Among the hardest-hit names over the past three sessions were Palantir Technologies Inc., down 12%, and Advanced Micro Devices Inc. along with Super Micro Computer Inc., each sliding more than 6%. Nvidia’s decline was milder at 2.8%, but given its heavyweight status in key benchmarks, it exerted significant pressure on the broader market.
“These names were among the most crowded trades of the year, driven by AI enthusiasm and speculative momentum leaving them vulnerable to sharp reversals,” noted Chris Murphy, co-head of derivatives strategy at Susquehanna International Group.
The broader pullback in momentum stocks many of which are tied to AI comes amid growing concerns over lofty valuations, heavy positioning, and rising competition from China.
The Nasdaq 100 Index now trades at 27 times expected earnings for the next 12 months, nearly 33% above its historical average. Meanwhile, China’s recent warning to tech companies about using a specific Nvidia chip added another layer of uncertainty. Further pressure came after CoreWeave Inc., a major player in cloud computing, saw its stock plunge following its earnings miss.
Adding to investor anxiety, a new report from the Massachusetts Institute of Technology revealed that most generative AI projects intended to boost revenue are underperforming. In fact, only 5% of AI pilot programs are currently generating profits.
This latest slump marks the fourth time this year that Goldman’s High Beta Momentum basket has tumbled by more than 10%.
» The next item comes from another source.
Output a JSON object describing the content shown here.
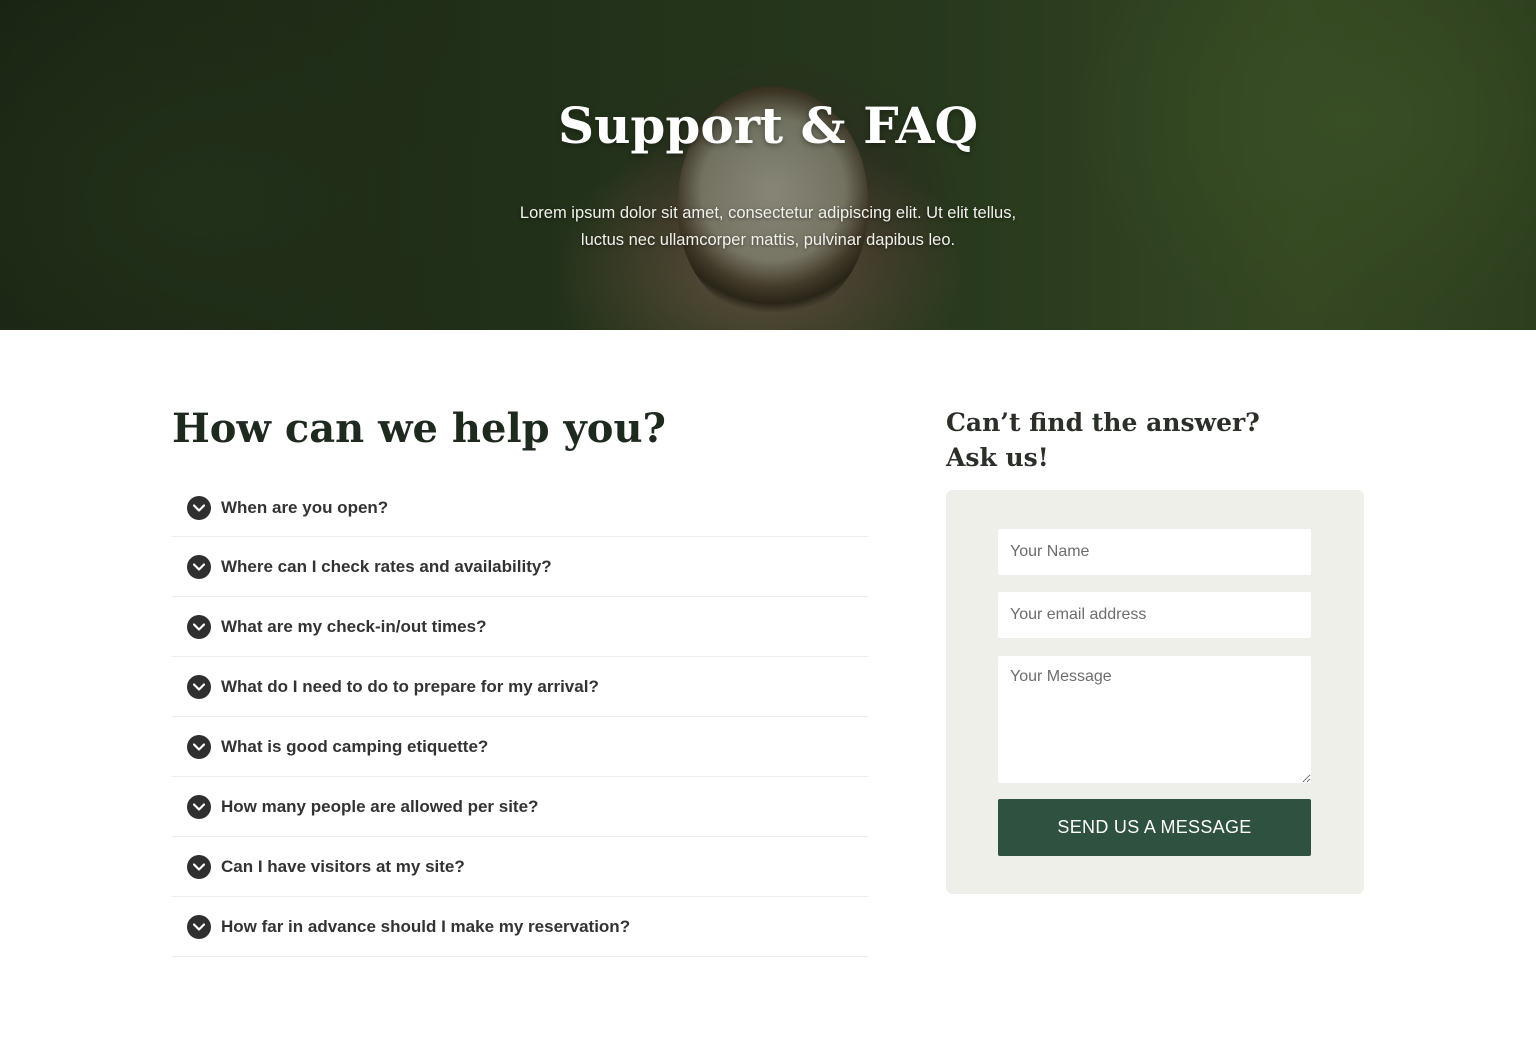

“The pattern we’re seeing in momentum reflects how this factor has traded throughout 2025 it’s been choppy and frustrating,” said Christopher Cain of Bloomberg Intelligence. “While this decline could represent a tactical buying opportunity, we also caution that high-momentum stocks remain among the priciest in history compared to their low-momentum counterparts.”
This sharp rotation underscores the risks inherent in chasing high-flying themes like AI, even as history suggests that steep selloffs often set the stage for quick rebounds.